The zaniness of Beat-specialist Rosenthal continues into his fifth novel (Loop’s End, 1992, etc.), as Kerouac comes back from the dead to see what’s shaking in his old haunts.
Except that he’s not Kerouac: in this incarnation all the names have been changed. So “Jack Duluoz” comes back to himself in Mexico (in 1982, for reasons that remain obscure), but hotfoots it quickly to Boulder, home of the Beat-beneficiary Naropa Institute, which is hosting a Jack Duluoz Conference. He meets ex-wife Parker and gets thrown out of her hotel room, wanders into Ginsberg’s place and helps himself to the whiskey before being shown the door, heads out of town on the night wind with Corso, to end up in Disneyland (via Vegas), where they get off the boat and pester the fake gorillas before being arrested with their Mickey Mouse ears askew. Bailed out by Burroughs, they retreat to Venice, then Jack hops a bus to Frisco, but it’s all piano bars and cover charges, and Ferlinghetti has been co-opted by the Young Republicans, so he hops another bus to New York, has a layover in Davis with Snyder that turns into a pleasant interlude, largely because Snyder is able to accept that he’s Jack-back-from-the-dead.
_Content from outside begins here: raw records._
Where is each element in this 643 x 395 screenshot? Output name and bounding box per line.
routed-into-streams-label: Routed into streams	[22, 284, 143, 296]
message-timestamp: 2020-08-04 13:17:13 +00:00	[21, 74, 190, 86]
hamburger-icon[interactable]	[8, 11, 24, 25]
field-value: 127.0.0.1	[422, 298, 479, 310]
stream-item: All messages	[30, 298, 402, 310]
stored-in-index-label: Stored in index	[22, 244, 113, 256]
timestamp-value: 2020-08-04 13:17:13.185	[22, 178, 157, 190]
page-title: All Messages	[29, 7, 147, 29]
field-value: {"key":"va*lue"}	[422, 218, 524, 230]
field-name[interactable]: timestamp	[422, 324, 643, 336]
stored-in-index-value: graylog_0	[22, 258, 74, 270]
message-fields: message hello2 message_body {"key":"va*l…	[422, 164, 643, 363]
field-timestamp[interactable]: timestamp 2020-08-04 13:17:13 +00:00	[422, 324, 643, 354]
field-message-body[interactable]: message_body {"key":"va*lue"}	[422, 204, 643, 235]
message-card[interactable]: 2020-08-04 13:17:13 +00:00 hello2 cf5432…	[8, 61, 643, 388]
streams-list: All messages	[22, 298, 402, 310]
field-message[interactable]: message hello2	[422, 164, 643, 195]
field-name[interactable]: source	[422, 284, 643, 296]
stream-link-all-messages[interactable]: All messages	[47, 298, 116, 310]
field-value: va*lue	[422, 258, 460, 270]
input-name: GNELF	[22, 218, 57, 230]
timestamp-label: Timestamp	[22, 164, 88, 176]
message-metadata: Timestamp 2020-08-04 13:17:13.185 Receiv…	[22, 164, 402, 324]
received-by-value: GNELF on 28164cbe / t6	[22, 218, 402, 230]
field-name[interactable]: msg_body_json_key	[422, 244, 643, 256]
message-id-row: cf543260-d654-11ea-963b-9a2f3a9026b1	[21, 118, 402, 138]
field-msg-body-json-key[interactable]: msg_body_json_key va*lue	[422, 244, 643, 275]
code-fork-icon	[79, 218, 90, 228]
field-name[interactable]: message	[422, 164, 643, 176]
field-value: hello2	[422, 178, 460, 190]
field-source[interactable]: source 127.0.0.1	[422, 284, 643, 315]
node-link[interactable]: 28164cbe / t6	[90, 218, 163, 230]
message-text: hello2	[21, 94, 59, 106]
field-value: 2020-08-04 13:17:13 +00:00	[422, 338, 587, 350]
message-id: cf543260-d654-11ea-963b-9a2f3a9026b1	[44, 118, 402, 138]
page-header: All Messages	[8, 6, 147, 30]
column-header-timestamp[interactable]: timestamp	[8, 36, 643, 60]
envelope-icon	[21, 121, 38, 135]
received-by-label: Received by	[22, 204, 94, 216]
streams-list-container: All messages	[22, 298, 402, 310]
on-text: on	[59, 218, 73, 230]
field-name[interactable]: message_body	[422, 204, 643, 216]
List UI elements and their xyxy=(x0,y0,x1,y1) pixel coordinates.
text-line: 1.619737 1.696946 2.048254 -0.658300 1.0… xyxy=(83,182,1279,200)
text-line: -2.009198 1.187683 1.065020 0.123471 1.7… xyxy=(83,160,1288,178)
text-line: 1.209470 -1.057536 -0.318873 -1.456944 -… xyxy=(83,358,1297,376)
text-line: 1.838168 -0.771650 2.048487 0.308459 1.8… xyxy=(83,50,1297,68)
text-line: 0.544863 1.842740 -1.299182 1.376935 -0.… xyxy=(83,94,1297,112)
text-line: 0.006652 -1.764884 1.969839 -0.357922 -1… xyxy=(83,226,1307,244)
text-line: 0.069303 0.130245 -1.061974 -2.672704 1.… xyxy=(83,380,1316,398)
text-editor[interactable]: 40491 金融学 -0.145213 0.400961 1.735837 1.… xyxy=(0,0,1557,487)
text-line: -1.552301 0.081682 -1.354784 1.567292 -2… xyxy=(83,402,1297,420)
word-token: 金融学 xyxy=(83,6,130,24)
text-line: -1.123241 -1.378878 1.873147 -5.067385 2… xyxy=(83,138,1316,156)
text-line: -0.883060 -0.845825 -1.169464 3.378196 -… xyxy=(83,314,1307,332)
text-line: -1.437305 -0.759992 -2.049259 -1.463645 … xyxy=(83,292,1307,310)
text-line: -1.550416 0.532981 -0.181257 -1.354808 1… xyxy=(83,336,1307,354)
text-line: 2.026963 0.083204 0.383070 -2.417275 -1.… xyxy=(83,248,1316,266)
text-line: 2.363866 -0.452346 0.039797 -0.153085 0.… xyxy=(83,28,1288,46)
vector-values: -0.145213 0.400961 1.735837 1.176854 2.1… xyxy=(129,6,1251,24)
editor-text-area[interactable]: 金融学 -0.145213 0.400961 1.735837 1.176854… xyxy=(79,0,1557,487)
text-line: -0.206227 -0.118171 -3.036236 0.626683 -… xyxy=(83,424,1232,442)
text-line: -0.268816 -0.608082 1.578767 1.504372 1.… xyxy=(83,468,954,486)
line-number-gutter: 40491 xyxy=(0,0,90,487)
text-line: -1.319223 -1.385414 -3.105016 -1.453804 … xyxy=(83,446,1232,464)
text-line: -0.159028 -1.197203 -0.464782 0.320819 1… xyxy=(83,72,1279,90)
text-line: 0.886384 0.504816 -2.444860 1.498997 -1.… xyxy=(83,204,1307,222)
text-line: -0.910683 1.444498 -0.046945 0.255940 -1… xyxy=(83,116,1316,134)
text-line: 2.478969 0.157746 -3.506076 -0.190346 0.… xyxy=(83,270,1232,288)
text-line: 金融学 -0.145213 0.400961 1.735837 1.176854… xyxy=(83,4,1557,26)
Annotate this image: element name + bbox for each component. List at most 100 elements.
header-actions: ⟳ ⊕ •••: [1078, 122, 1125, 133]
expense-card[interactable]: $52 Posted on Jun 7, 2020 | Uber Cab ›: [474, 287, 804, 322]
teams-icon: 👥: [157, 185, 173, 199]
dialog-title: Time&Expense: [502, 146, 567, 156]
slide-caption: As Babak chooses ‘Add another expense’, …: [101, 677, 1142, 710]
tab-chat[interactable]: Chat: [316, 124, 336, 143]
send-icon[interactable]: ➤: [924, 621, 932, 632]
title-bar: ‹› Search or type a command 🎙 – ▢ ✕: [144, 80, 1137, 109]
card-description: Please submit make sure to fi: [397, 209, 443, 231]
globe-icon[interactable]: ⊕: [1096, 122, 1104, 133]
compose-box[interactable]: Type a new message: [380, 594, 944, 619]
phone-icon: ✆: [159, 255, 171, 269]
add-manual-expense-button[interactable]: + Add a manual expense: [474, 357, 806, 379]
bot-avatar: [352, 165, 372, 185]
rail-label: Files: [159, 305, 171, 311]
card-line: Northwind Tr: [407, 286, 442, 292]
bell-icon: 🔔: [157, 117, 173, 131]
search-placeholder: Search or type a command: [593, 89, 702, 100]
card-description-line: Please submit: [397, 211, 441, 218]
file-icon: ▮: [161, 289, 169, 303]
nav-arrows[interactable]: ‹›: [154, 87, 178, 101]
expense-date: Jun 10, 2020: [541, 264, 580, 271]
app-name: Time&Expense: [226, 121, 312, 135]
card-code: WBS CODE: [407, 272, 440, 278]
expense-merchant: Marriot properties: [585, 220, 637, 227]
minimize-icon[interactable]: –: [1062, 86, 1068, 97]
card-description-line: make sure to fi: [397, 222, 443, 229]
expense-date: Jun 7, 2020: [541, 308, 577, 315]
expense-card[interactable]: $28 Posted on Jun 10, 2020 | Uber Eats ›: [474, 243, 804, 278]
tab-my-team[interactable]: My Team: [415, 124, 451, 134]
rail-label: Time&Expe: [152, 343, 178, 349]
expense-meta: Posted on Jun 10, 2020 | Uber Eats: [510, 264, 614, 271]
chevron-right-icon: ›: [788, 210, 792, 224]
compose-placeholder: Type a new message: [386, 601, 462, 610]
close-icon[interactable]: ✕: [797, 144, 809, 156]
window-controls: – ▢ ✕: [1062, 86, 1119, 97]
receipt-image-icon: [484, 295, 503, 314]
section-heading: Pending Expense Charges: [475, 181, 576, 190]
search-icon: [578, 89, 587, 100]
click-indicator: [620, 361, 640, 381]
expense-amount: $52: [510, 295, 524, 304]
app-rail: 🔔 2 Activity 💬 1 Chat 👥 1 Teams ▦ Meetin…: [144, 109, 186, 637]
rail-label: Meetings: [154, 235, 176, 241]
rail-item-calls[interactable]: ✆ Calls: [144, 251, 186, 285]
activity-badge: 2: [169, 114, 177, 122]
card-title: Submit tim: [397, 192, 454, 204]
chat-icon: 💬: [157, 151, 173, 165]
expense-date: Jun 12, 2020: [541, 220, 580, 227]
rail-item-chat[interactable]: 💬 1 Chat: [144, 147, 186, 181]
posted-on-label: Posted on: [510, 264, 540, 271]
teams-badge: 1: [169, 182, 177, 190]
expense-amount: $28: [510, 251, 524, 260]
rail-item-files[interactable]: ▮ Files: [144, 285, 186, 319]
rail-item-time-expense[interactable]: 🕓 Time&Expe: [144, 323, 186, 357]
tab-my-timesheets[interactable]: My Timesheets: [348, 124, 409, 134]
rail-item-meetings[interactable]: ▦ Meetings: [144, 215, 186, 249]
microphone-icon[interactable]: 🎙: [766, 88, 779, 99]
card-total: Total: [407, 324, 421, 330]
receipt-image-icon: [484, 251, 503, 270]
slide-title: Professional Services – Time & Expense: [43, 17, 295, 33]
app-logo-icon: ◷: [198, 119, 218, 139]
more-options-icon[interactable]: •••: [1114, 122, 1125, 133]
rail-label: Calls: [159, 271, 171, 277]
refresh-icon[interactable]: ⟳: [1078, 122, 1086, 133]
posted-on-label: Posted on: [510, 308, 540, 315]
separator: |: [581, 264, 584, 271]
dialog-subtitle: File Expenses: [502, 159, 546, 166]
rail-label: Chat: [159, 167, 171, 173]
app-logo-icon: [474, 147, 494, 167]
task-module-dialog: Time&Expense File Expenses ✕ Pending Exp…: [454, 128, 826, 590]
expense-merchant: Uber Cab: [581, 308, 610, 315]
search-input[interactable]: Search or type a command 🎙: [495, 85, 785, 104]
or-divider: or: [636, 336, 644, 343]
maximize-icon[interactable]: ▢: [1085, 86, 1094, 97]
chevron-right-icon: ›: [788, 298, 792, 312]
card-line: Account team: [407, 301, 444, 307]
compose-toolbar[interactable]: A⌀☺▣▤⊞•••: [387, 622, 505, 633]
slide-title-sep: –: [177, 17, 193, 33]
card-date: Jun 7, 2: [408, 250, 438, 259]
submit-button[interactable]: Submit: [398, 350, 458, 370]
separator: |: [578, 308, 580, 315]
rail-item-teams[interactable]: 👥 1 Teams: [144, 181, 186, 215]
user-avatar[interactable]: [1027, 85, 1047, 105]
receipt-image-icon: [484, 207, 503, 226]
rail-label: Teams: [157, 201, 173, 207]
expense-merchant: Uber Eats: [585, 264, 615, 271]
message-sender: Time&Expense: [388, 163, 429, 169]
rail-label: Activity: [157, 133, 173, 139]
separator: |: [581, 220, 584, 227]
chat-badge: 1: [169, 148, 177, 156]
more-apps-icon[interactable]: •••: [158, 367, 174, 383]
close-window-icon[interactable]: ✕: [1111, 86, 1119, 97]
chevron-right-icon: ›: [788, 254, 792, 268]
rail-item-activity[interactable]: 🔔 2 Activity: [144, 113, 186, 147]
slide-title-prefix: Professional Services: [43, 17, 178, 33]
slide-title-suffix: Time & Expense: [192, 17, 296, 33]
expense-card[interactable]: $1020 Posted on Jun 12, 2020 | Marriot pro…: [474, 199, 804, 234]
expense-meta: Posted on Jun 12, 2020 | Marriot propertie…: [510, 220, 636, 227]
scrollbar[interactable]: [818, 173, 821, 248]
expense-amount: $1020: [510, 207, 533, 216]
But the road beckons, and New York leads him to a poetry reading in the Village by his daughter, who’s changed her name, and to an epiphany in her poems that sends him on the last leg of his cross-country tour—to Lowell, Massachusetts, where he was born and died (the first time).
There’s hopped-up frenzy and plenty of wit here, but with a dead-Beat premise and more lampooning than plotting, this story hasn’t a ghost of a chance.